Repairs stop Douglas County Courthouse’s 115-year-old clock
photo by: Nick Krug
Keen downtown observers may have noticed in the last week that the hands of the four clocks on the tower of the Douglas County Courthouse are stuck at about seven minutes after 1 o’clock.
David Sparkes, county buildings and grounds director, can give you a more precise reading of the stopped hands by referring to a dial in the clock tower. The dial is a reference for the person using a crank to set the time of the clocks. Right now, the large hand on the dial is stopped halfway between the seventh and eighth minute marks. That was the time Sparkes started removing the electric motor that powers the clocks.
“I noticed the clocks weren’t keeping good time, so I decided to pull the motor,” he said.
photo by: Nick Krug
photo by: Nick Krug
The motor wasn’t original to the clock tower, Sparkes said. It, or one or more before it, replaced the cables and weights that powered the clocks when the courthouse was built in 1903. It was the job of some long-ago county employee to daily ascend the ladder up to a wooden platform of the clock tower to give gravity the necessary assist to keep the hands on the four clocks moving.
“It was set up like a cuckoo clock,” he said. “You pulled the weighted cable to the peak of the tower. The weight traveled down a good 20 feet. It was calibrated to take about 24 hours.”
The cables for it are still in the clock tower, and the weights might be, too. Sparkes said he hasn’t really searched for them in the dark tower.
Electricity made the weights and cables unnecessary, but the mechanism that transfers the power from the motor to the hands of the clocks survives in the assemblage of brass and steel gears, U-joints and drive shafts.
photo by: Nick Krug
“I believe all the gearing is original from when the courthouse was built in 1903,” Sparkes said. “It’s kind of complicated. It was rebuilt about 20 years ago.”
When working, the electric motor spins at 1,800 rpm, Sparkes said. Gear reduction slows the rotation to 2 rpm so it marries up with the 115-year-old clock mechanism.
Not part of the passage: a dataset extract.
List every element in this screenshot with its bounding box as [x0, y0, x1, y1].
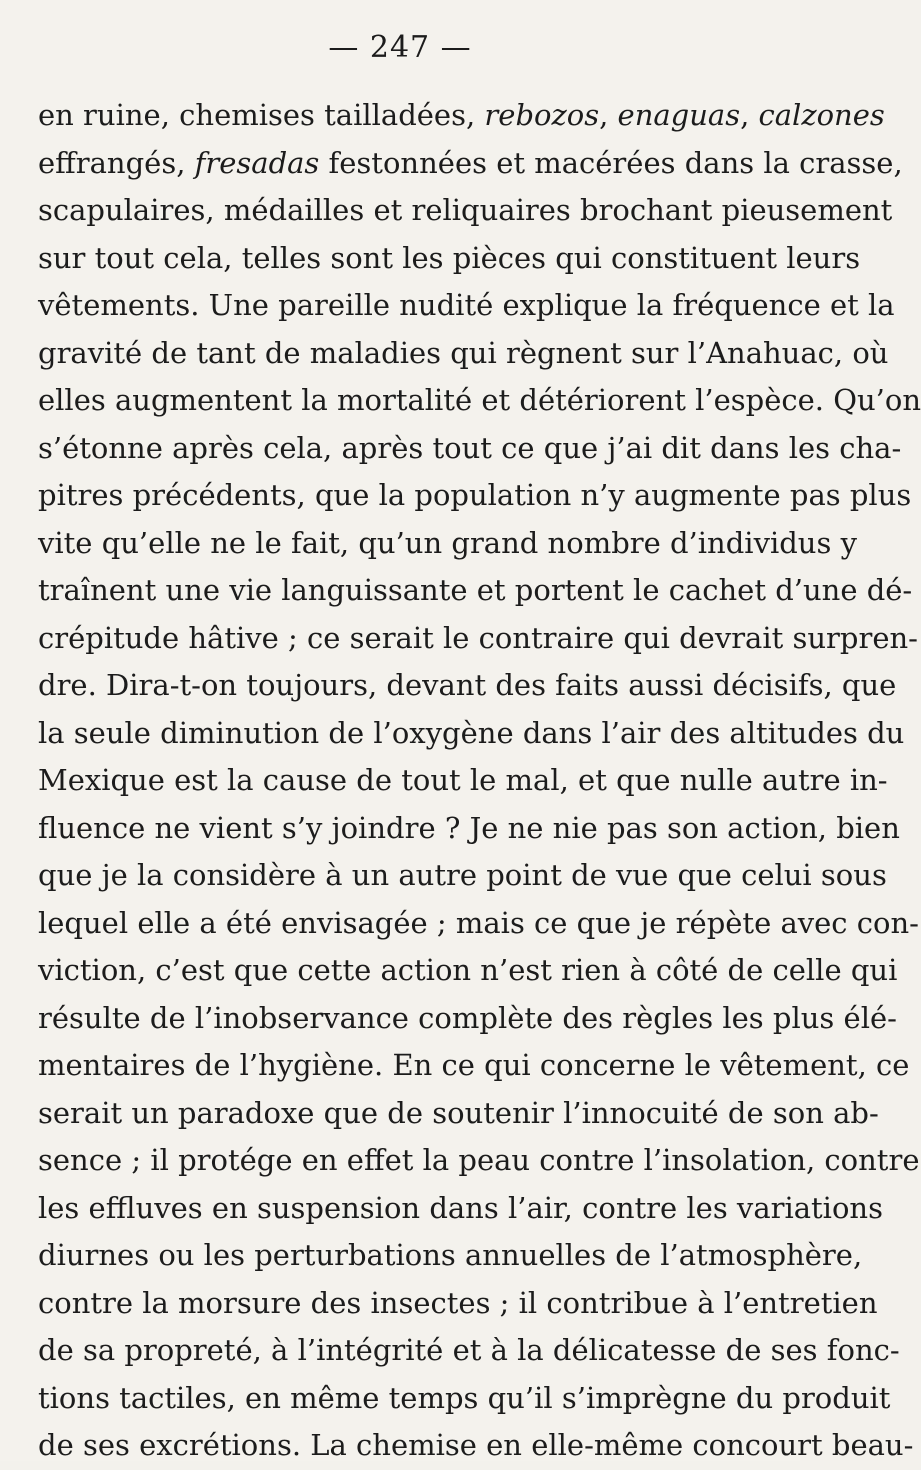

Sparkes doesn’t know how old the electric motor is but estimates it has been spinning in the clock tower for at least 50 years.
“It’s an old one,” he said. “They don’t produce them anymore. I couldn’t find another one like it to put in its place.”
With no replacement available, the motor was sent to Patchen Electric and Industrial Supply for a rewind of its copper coils. It will be more than a week before the repair is complete.
It will then be about a five-minute job to reinstall the motor, Sparkes said. The repair will necessitate another rare trip into the clock tower.
“We have to set the clocks with the daylight saving time changes and to oil the mechanism,” he said. “You really get a sense of history up there with the wooden floor and the old mechanism. You can tell they are really dated.”